In your lab there are 36 habitat cells, arranged in an inverted pyramid, with 8 cells in the top row. The first has one rabbit, the second has two, and so on, with eight rabbits in the last one. The other rows of cells are empty… for now. The rabbits are hermaphroditic, and each rabbit in a given cell will breed once with every rabbit in the horizontally adjacent cells, producing exactly one offspring each time. The newborn rabbits will drop into the cell directly below the two cells of its parents, and within minutes will mature and reproduce in turn. Each cell can hold 10^80 nano-rabbits – that’s a 1 followed by 80 zeros – before they break free and overrun the world. Your calculations have given you a 46-digit number for the count of rabbits in the bottom cell– plenty of room to spare.

But just as you pull the lever to start the experiment, your assistant runs in with terrible news. A rival lab has sabotaged your code so that all the zeros at the end of your results got cut off. That means you don’t actually know if the bottom cell will be able to hold all the rabbits – and the reproduction is already underway! To make matters worse, your devices and calculators are all malfunctioning, so you only have a few minutes to work it out by hand. How many trailing zeros should there be at the end of the count of rabbits in the bottom habitat? And do you need to pull the emergency shut-down lever?

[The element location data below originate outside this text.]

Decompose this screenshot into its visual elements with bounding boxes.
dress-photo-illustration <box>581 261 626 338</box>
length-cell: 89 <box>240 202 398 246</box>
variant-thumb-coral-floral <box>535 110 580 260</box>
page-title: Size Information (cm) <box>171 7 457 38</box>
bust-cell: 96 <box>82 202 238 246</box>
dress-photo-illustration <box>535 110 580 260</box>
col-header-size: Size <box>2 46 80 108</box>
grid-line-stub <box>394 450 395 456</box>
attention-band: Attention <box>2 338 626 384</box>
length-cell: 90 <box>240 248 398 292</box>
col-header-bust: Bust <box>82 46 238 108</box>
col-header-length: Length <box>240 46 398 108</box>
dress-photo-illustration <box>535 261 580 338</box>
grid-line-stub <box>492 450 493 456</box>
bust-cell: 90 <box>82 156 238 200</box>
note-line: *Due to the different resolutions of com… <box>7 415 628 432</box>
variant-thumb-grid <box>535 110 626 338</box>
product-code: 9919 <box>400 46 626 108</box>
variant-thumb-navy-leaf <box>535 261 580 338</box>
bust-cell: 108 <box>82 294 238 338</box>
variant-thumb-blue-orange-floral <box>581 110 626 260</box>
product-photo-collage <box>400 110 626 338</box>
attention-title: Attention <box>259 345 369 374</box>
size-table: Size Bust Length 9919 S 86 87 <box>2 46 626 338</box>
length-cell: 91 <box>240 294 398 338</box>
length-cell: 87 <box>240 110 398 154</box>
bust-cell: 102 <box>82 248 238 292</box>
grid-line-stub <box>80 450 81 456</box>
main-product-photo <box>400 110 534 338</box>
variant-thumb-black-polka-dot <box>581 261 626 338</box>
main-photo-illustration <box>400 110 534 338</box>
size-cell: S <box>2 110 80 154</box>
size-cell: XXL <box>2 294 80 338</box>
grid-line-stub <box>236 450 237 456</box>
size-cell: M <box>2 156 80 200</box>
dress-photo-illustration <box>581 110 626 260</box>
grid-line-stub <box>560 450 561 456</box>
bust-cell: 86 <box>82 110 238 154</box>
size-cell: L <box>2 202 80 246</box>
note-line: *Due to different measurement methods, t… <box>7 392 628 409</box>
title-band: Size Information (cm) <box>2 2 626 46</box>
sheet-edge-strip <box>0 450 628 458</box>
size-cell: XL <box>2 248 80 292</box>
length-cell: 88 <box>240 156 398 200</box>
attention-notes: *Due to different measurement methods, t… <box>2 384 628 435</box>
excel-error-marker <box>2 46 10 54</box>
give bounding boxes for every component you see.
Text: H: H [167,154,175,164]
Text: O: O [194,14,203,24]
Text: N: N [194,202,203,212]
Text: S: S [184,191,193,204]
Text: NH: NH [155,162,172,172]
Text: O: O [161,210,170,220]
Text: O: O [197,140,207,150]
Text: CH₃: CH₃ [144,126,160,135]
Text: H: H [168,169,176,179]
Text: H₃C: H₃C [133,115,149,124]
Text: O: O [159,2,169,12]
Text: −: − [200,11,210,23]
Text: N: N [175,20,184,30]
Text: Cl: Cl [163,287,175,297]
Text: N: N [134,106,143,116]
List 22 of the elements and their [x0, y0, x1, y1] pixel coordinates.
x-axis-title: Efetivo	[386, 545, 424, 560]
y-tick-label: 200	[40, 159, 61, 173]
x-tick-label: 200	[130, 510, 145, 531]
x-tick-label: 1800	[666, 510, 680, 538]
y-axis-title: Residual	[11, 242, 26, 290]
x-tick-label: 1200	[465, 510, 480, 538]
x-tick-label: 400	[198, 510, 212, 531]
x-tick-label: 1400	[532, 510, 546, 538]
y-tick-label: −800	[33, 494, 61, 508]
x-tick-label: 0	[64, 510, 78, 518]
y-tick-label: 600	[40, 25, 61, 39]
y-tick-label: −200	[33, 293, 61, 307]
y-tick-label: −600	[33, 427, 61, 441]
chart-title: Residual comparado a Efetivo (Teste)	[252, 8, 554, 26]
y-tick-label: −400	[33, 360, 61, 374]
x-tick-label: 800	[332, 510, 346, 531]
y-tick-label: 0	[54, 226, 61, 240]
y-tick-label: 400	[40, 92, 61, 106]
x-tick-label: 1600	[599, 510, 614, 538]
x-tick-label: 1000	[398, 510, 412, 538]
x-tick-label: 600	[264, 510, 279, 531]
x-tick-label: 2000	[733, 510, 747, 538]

There isn’t enough time to calculate the exact number of rabbits in the final cell. The good news is we don’t need to. All we need to figure out is how many trailing zeros it has.

But how can we know how many trailing zeros a number has without calculating the number itself? What we do know is that we arrive at the number of rabbits in the bottom cell through a process of multiplication – literally. The number of rabbits in each cell is the product of the number of rabbits in each of the two cells above it. And there are only two ways to get numbers with trailing zeros through multiplication: either multiplying a number ending in 5 by any even number, or by multiplying numbers that have trailing zeroes themselves.

Let’s calculate the number of rabbits in the second row and see what patterns emerge. Two of the numbers have trailing zeros – 20 rabbits in the fourth cell and 30 in the fifth cell. But there are no numbers ending in 5. And since the only way to get a number ending in 5 through multiplication is by starting with a number ending in 5, there won’t be any more down the line either. That means we only need to worry about the numbers that have trailing zeros themselves. And a neat trick to figure out the amount of trailing zeros in a product is to count and add the trailing zeros in each of the factors – for example, 10 x 100 = 1,000.

So let’s take the numbers in the fourth and fifth cells and multiply down from there. 20 and 30 each have one zero, so the product of both cells will have two trailing zeros, while the product of either cell and an adjacent non-zero-ending cell will have only one. When we continue all the way down, we end up with 35 zeros in the bottom cell. And if you’re not too stressed about the potential nano-rabbit apocalypse, you might notice that counting the zeros this way forms part of Pascal’s triangle.

Adding those 35 zeros to the 46 digit number we had before yields an 81 digit number – too big for the habitat to contain! You rush over and pull the emergency switch just as the seventh generation of rabbits was about to mature – hare-raisingly close to disaster.